J’ai récemment eu l’occasion de présenter nos commentaires dans le cadre des consultations sur le projet de loi 19, Loi sur l’encadrement du travail des enfants. L’objectif du projet de loi est de contrecarrer l’augmentation importante du nombre de lésions professionnelles chez les 14 ans et moins (+ 540 % entre 2017 et 2021) tout en favorisant la persévérance scolaire.

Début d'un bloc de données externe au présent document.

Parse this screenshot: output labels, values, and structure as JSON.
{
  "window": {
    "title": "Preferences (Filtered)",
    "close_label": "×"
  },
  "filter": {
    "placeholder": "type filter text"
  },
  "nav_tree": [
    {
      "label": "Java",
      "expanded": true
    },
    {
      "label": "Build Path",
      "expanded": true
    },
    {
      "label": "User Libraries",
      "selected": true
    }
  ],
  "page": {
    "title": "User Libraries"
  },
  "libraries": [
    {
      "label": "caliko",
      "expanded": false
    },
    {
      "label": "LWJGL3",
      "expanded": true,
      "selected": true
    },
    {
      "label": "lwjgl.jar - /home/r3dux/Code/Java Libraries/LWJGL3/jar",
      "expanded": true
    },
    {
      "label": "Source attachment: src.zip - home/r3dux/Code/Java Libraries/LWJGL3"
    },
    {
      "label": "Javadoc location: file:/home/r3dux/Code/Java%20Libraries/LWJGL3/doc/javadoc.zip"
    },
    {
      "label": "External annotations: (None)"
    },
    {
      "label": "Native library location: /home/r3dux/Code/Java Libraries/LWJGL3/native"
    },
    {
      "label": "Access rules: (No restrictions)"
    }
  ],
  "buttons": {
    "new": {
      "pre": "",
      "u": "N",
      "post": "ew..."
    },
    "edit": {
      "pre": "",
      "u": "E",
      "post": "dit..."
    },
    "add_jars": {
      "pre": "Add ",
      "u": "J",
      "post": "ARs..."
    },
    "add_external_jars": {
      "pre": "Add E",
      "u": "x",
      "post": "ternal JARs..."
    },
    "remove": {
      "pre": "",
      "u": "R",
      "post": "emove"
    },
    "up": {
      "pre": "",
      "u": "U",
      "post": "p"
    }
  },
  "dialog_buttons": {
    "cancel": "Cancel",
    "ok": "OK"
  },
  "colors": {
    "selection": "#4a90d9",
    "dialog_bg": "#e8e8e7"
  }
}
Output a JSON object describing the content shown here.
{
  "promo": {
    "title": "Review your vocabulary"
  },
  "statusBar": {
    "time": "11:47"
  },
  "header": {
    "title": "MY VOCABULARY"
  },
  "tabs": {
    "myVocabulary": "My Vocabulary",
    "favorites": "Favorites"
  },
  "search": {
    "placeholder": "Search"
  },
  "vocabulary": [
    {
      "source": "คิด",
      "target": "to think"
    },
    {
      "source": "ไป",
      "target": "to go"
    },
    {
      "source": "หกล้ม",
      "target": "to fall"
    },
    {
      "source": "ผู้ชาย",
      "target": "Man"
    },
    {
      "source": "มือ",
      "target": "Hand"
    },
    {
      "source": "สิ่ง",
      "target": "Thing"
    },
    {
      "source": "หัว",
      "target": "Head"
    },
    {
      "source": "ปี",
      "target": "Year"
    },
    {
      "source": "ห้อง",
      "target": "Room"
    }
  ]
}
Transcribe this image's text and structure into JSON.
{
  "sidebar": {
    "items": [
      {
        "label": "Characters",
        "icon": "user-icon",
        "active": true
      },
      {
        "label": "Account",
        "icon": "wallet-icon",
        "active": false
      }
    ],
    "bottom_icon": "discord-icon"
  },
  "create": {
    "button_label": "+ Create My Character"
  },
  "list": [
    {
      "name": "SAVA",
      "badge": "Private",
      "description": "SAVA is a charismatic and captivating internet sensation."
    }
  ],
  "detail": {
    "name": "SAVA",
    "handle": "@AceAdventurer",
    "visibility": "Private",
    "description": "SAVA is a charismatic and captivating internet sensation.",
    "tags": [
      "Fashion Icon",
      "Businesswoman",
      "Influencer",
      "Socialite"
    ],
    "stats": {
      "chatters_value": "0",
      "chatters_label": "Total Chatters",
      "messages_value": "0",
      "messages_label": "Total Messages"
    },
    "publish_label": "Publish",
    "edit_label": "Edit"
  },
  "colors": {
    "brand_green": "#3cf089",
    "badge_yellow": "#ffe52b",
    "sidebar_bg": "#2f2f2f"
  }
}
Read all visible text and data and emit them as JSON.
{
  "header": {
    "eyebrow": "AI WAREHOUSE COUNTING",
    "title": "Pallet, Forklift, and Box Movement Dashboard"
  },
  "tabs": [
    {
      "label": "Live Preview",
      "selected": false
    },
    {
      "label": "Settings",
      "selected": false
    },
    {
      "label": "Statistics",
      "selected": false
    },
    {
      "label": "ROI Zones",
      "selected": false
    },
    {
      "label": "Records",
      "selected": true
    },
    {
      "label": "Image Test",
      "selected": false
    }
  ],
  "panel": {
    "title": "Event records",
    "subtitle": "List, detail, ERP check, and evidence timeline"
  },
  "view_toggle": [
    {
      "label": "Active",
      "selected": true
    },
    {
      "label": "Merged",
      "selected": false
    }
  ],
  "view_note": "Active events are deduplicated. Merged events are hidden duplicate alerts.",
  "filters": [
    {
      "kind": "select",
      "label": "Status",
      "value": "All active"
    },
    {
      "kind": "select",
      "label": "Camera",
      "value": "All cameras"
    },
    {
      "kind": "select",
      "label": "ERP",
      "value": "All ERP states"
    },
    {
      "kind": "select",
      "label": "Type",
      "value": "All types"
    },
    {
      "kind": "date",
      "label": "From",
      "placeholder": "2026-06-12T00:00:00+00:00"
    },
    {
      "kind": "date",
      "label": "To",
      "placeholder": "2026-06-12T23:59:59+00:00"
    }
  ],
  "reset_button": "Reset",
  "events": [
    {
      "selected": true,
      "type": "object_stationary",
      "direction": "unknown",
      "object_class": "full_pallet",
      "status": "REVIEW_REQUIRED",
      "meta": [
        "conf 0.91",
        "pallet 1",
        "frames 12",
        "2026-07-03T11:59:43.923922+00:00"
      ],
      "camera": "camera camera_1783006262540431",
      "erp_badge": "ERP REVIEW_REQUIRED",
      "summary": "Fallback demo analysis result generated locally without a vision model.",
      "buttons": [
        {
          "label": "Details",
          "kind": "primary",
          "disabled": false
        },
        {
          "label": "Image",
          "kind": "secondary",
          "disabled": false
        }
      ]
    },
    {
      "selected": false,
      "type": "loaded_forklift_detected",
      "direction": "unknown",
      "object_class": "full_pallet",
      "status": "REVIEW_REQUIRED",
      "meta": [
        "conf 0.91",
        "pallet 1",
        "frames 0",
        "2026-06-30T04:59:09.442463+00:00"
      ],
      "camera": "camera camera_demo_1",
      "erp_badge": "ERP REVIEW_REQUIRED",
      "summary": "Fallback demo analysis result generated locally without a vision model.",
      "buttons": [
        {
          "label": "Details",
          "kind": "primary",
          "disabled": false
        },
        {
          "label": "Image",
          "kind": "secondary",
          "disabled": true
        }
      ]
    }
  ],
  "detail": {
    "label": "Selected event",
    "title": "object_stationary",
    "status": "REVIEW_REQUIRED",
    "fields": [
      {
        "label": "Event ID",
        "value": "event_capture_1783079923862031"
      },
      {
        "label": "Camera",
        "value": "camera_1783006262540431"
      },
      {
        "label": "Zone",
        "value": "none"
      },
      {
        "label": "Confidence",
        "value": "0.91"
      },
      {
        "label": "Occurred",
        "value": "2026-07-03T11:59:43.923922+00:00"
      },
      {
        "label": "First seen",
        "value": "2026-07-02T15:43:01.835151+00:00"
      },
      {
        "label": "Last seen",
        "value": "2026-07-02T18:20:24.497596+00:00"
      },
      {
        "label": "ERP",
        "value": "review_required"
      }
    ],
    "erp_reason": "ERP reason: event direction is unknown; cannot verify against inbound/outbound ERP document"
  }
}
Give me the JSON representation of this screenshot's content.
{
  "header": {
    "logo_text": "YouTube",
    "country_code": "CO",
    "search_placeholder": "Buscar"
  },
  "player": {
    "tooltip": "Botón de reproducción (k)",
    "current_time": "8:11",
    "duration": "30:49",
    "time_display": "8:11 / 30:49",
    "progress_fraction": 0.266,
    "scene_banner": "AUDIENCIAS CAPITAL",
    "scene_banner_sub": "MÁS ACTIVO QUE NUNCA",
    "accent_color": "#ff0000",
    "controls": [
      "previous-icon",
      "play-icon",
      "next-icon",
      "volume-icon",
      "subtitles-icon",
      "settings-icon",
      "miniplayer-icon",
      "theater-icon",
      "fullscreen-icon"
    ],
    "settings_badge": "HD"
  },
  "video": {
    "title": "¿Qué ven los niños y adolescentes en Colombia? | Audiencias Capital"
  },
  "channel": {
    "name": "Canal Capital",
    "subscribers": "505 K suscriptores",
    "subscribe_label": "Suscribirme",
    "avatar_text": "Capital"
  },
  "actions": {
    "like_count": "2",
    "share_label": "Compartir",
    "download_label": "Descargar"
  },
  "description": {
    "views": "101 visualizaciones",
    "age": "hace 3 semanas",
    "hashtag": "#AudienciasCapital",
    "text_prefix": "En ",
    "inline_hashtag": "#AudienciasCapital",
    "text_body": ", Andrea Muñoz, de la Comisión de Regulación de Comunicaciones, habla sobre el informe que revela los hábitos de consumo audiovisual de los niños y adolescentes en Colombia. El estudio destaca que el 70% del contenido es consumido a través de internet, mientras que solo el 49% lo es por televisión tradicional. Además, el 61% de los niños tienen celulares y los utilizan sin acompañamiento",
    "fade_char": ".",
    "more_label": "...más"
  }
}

Le projet de loi prévoit, entre autres, d’interdire aux employeurs de faire travailler un enfant en deçà de l’âge de 14 ans. Cette interdiction ne s’applique toutefois pas au travail fait dans une entreprise familiale de moins de 10 salariés par l’enfant du propriétaire, de son conjoint ou de sa conjointe, de l’administrateur ou de l’associé. Le projet de loi prévoit aussi un nombre maximum de 17 heures travaillées par semaine, en période scolaire, dont 10 heures peuvent être effectuées du lundi au vendredi.
J’ai d’emblée signalé aux parlementaires que l’UPA accueillait positivement le projet de loi. D’une part, 94,2 % des entreprises agricoles au Québec sont des entreprises familiales. D’autre part, 10 175 exploitations agricoles au Québec (sur plus de 29 000) emploient 67 468 travailleuses et travailleurs, soit une moyenne d’environ 6 employés par entreprise. La combinaison de ces deux réalités fait en sorte que l’exception prévue au projet de loi, c’est-à-dire les entreprises familiales qui comptent moins de 10 employés, couvre de facto la quasi-totalité des entreprises agricoles concernées.
Le projet de loi fait toutefois abstraction d’une grande réalité dans le secteur agricole, c’est-à-dire le recours fréquent aux enfants du voisinage, plus particulièrement pendant la saison estivale. Pensons notamment aux producteurs maraîchers, qui embauchent chaque été des jeunes de leur coin de campagne pour récolter des fraises, des framboises ou des bleuets ou encore pour donner un coup de main au kiosque, lorsque la situation s’y prête.
De telles situations conviennent à toutes les parties prenantes : une main-d’œuvre d’appoint pour les productrices et producteurs, un gagne-pain (souvent une première expérience de travail) pour les jeunes et un endroit convivial et sécuritaire pour les parents qui n’ont pas les moyens d’inscrire leurs enfants à un camp de jour ou qui n’y ont pas accès. Ce sont d’ailleurs les jeunes eux-mêmes qui, la plupart du temps, approchent les productrices et les producteurs du coin. C’est pourquoi l’UPA a demandé qu’une exception soit ajoutée au projet de loi.
Sans se montrer complètement fermé à cette idée, le ministre du Travail, Jean Boulet, a tout de même émis certaines réserves. Selon lui, diminuer la portée globale du projet de loi en multipliant les exceptions et en conférant un « avantage » à divers secteurs d’activité n’est pas une avenue souhaitable. Cet argument est toutefois plus théorique que pratique.
D’une part, le projet de loi prévoit déjà des exceptions (livraison de journaux; garde d’enfants; aide aux devoirs; colonie de vacances; etc.) et reconnaît que divers accommodements sont nécessaires. L’application intégrale est donc d’ores et déjà écartée. D’autre part, le secteur agricole possède un riche historique côté sécurité et prévention (partenariat de l’UPA avec la Commission des normes, de l’équité, de la santé et de la sécurité du travail; mutuelle de prévention; webinaires; brochure sur la sécurité des enfants à la ferme; table de concertation; etc.). Les jeunes bénéficient également d’un encadrement rigoureux, incluant l’autorisation des parents, la définition des tâches et la formation appropriée.
Plus fondamentalement, le travail à la ferme à partir d’un jeune âge et le recours aux enfants du voisinage est une partie intégrante de l’environnement agricole, qui s’apparente autant à une entreprise qu’à un milieu de vie. Cette réalité organique entre les occupations professionnelles, la vie de famille et la collectivité sont au cœur de la très vaste majorité des entreprises agricoles au Québec. Cela explique pourquoi la santé et la sécurité sont depuis toujours des préoccupations constantes. Cela démontre aussi à quel point il est de très loin préférable d’encadrer une pratique largement répandue que d’interdire une situation « gagnante-gagnante » qui convient à 100 % des personnes concernées.